Dimana seorang teman dapat ditinggalkan, dimana saudara dapat saling
bermusuhan. Baik dalam sekala kecil maupun sekala yang jauh lebih besar. Dan
kita, ‘rakyat’ hanya menjadi obyek permainan orang orang “cerdas” yang memiliki
kepentingan diatas sana.
Untuk memudahkan
menjelaskan, diri akan mencoba memulai dari suatu yang amat panas ditahun ini,
“Momen PILPRES dan Perebutan Kekuasaan”. Dimulai ketika menjelang pemilihan
presiden hingga mungkin sampai detik ini, kata “RAKYAT” seperti “rakyat
indonesia menolak akan kebijakan dari A” ; “pemimpin pilihan rakyat” dsb
sangatlah rentan akan diskriminasi golongan. Sebut saja ketika Koalisi Merah
Putih (KMP) menyatakan keputusan yang mereka ambil adalah atas aspirasi rakyat.
Begitu banyak tanggapan negatif yang menolak kata kata tersebut. Demikian pula
halnya ketika presiden terpilih Joko Widodo mengatakan hal serupa, tak sedikit
cemoohan yang menentang kata kata ‘suara rakyat’ yang beliau ucapkan. ‘rakyat
yang mana?’ misalnya.
Dan tak cukup sampai
disitu saja, tak sedikit pula percekcokan antar teman dan saudara terjadi
lantaran saling debat mendebat dikolom komentar ketika sebuah pernyataan
seorang tokoh dikemukakan dimedia online. Lagi lagi kata “rakyat” menjadi suatu
hal yang berbeda tafsirannya antar bagian yang satu dengan yang lainnya. Namun,
ketika kita bisa berfikir jernih dan tenang.
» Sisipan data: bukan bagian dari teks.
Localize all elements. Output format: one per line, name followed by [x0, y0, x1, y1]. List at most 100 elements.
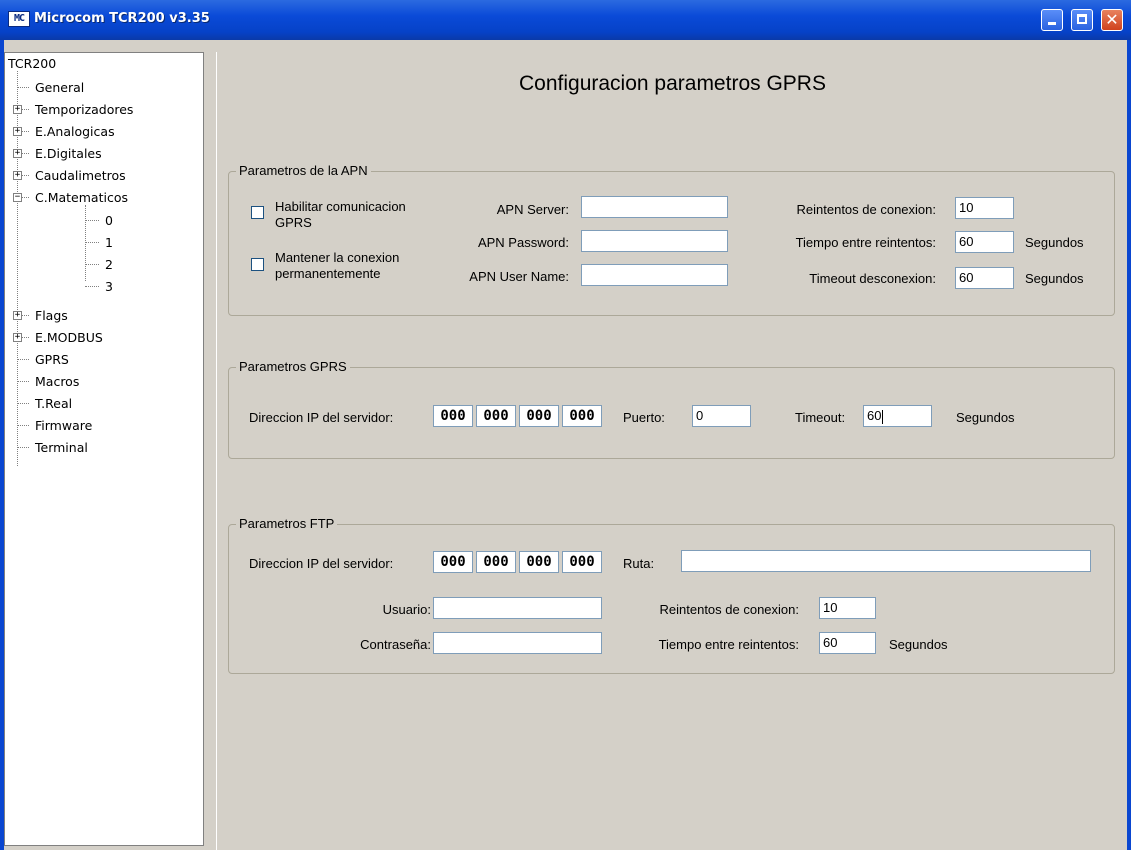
gprs-timeout-unit: Segundos — [956, 410, 1015, 425]
app-icon[interactable]: MC — [8, 11, 30, 27]
tree-item-e-modbus[interactable]: E.MODBUS — [35, 330, 103, 345]
ftp-server-ip-label: Direccion IP del servidor: — [249, 556, 394, 571]
tree-item-c-matematicos-1[interactable]: 1 — [105, 235, 113, 250]
ftp-ip-octet-1[interactable]: 000 — [433, 551, 473, 573]
tree-item-firmware[interactable]: Firmware — [35, 418, 92, 433]
gprs-ip-octet-3[interactable]: 000 — [519, 405, 559, 427]
expand-plus-icon[interactable]: + — [13, 311, 22, 320]
close-button[interactable]: ✕ — [1101, 9, 1123, 31]
expand-plus-icon[interactable]: + — [13, 105, 22, 114]
tree-item-e-analogicas[interactable]: E.Analogicas — [35, 124, 115, 139]
tree-item-general[interactable]: General — [35, 80, 84, 95]
minimize-button[interactable] — [1041, 9, 1063, 31]
tree-item-flags[interactable]: Flags — [35, 308, 68, 323]
apn-group-legend: Parametros de la APN — [236, 163, 371, 179]
apn-retry-time-input[interactable]: 60 — [955, 231, 1014, 253]
apn-timeout-input[interactable]: 60 — [955, 267, 1014, 289]
tree-branch — [85, 220, 99, 221]
ftp-password-label: Contraseña: — [360, 637, 431, 652]
gprs-ip-octet-4[interactable]: 000 — [562, 405, 602, 427]
tree-branch — [17, 447, 29, 448]
window-titlebar[interactable]: MC Microcom TCR200 v3.35 ✕ — [0, 0, 1131, 40]
window-frame-right — [1127, 40, 1131, 850]
tree-branch — [85, 286, 99, 287]
maximize-button[interactable] — [1071, 9, 1093, 31]
tree-branch — [17, 381, 29, 382]
tree-item-c-matematicos[interactable]: C.Matematicos — [35, 190, 128, 205]
tree-branch — [17, 359, 29, 360]
apn-password-label: APN Password: — [477, 235, 569, 250]
tree-branch — [21, 175, 29, 176]
tree-branch — [21, 315, 29, 316]
ftp-retries-input[interactable]: 10 — [819, 597, 876, 619]
tree-branch — [17, 425, 29, 426]
ftp-ip-octet-2[interactable]: 000 — [476, 551, 516, 573]
tree-item-temporizadores[interactable]: Temporizadores — [35, 102, 133, 117]
ftp-retry-time-input[interactable]: 60 — [819, 632, 876, 654]
keep-connection-checkbox[interactable] — [251, 258, 264, 271]
apn-user-name-input[interactable] — [581, 264, 728, 286]
gprs-group-legend: Parametros GPRS — [236, 359, 350, 375]
apn-retry-time-label: Tiempo entre reintentos: — [795, 235, 936, 250]
text-caret — [882, 409, 884, 424]
tree-branch — [17, 87, 29, 88]
tree-branch — [21, 153, 29, 154]
gprs-timeout-label: Timeout: — [795, 410, 846, 425]
gprs-ip-octet-2[interactable]: 000 — [476, 405, 516, 427]
tree-branch — [21, 109, 29, 110]
ftp-group-legend: Parametros FTP — [236, 516, 338, 532]
gprs-timeout-input[interactable]: 60 — [863, 405, 932, 427]
tree-branch — [21, 337, 29, 338]
expand-plus-icon[interactable]: + — [13, 149, 22, 158]
tree-root-tcr200[interactable]: TCR200 — [8, 56, 56, 71]
enable-gprs-label: Habilitar comunicacion GPRS — [275, 199, 406, 230]
apn-retries-input[interactable]: 10 — [955, 197, 1014, 219]
gprs-timeout-value: 60 — [867, 408, 882, 423]
expand-plus-icon[interactable]: + — [13, 333, 22, 342]
tree-item-c-matematicos-2[interactable]: 2 — [105, 257, 113, 272]
panel-splitter[interactable] — [204, 52, 216, 850]
maximize-icon — [1077, 14, 1087, 24]
apn-timeout-unit: Segundos — [1025, 271, 1084, 286]
keep-connection-label: Mantener la conexion permanentemente — [275, 250, 400, 281]
ftp-retry-time-label: Tiempo entre reintentos: — [658, 637, 799, 652]
enable-gprs-checkbox[interactable] — [251, 206, 264, 219]
apn-user-name-label: APN User Name: — [469, 269, 569, 284]
tree-item-e-digitales[interactable]: E.Digitales — [35, 146, 102, 161]
tree-branch — [85, 264, 99, 265]
navigation-tree[interactable]: TCR200 General + Temporizadores + E.Anal… — [4, 52, 204, 846]
tree-connector — [85, 205, 86, 281]
page-title: Configuracion parametros GPRS — [519, 72, 826, 95]
collapse-minus-icon[interactable]: − — [13, 193, 22, 202]
tree-branch — [21, 131, 29, 132]
tree-item-terminal[interactable]: Terminal — [35, 440, 88, 455]
gprs-port-input[interactable]: 0 — [692, 405, 751, 427]
gprs-port-label: Puerto: — [623, 410, 665, 425]
gprs-ip-octet-1[interactable]: 000 — [433, 405, 473, 427]
ftp-user-label: Usuario: — [382, 602, 431, 617]
expand-plus-icon[interactable]: + — [13, 171, 22, 180]
tree-item-macros[interactable]: Macros — [35, 374, 79, 389]
ftp-password-input[interactable] — [433, 632, 602, 654]
gprs-group: Parametros GPRS Direccion IP del servido… — [228, 359, 1115, 459]
tree-item-gprs[interactable]: GPRS — [35, 352, 69, 367]
ftp-path-input[interactable] — [681, 550, 1091, 572]
ftp-retry-time-unit: Segundos — [889, 637, 948, 652]
ftp-user-input[interactable] — [433, 597, 602, 619]
tree-item-caudalimetros[interactable]: Caudalimetros — [35, 168, 126, 183]
close-icon: ✕ — [1105, 10, 1119, 29]
apn-server-input[interactable] — [581, 196, 728, 218]
tree-branch — [85, 242, 99, 243]
ftp-path-label: Ruta: — [623, 556, 655, 571]
ftp-ip-octet-4[interactable]: 000 — [562, 551, 602, 573]
window-title: Microcom TCR200 v3.35 — [34, 11, 210, 26]
minimize-icon — [1048, 22, 1056, 25]
gprs-config-panel: Configuracion parametros GPRS Parametros… — [216, 52, 1127, 850]
tree-item-c-matematicos-0[interactable]: 0 — [105, 213, 113, 228]
tree-branch — [17, 403, 29, 404]
expand-plus-icon[interactable]: + — [13, 127, 22, 136]
ftp-ip-octet-3[interactable]: 000 — [519, 551, 559, 573]
tree-item-t-real[interactable]: T.Real — [35, 396, 72, 411]
apn-password-input[interactable] — [581, 230, 728, 252]
tree-item-c-matematicos-3[interactable]: 3 — [105, 279, 113, 294]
Kita akan sedikit dapat menarik
garis lurus akan percekcokan yang terjadi dinegara kita saat ini.
Ketika pilpres
misalnya, terdapat 2 golongan besar yang mengatas namakan diri mereka masing
masing adalah “rakyat”. Tak heran, karena dengan perbandingan nyaris seimbang
yakni 53% (rakyat yang memilih presiden
pak Jokowi) berbanding 47% (presiden yang memilih presiden pak Prabowo). Hasil
yang berkebalikan ketika kita menggunakan perbandingan koalisi partai yang
diusung rakyat yakni 38% (Koalisi Indonesia hebat) berbanding 62% (Koalisi
Merah Putih). Namun keduanya pun nyaris seimbang rakyat yang diwakilinya.
Dari situ timbul
beberapa pertanyaan didalam kepala ini. Pantaskah masing masing dari mereka
menggunakan “demi kepentingan rakyat” ? pantaskah kata “rakyat” mereka gunakan
untuk kepentingan mereka? Atau haruskan mereka mengganti kata “rakyat” dengan kata yang lebih sesuai?
Mungkin jawabannya akan berbeda masing masing dari kita. Namun saya pribadi
menginginkan para tokoh “cerdas” pemimpin bangsa ini menggunakan kata kata
pengganti yang lebih sesuai. “rakyat yang kami wakili” misalnya (asa, 11 oktober 2014).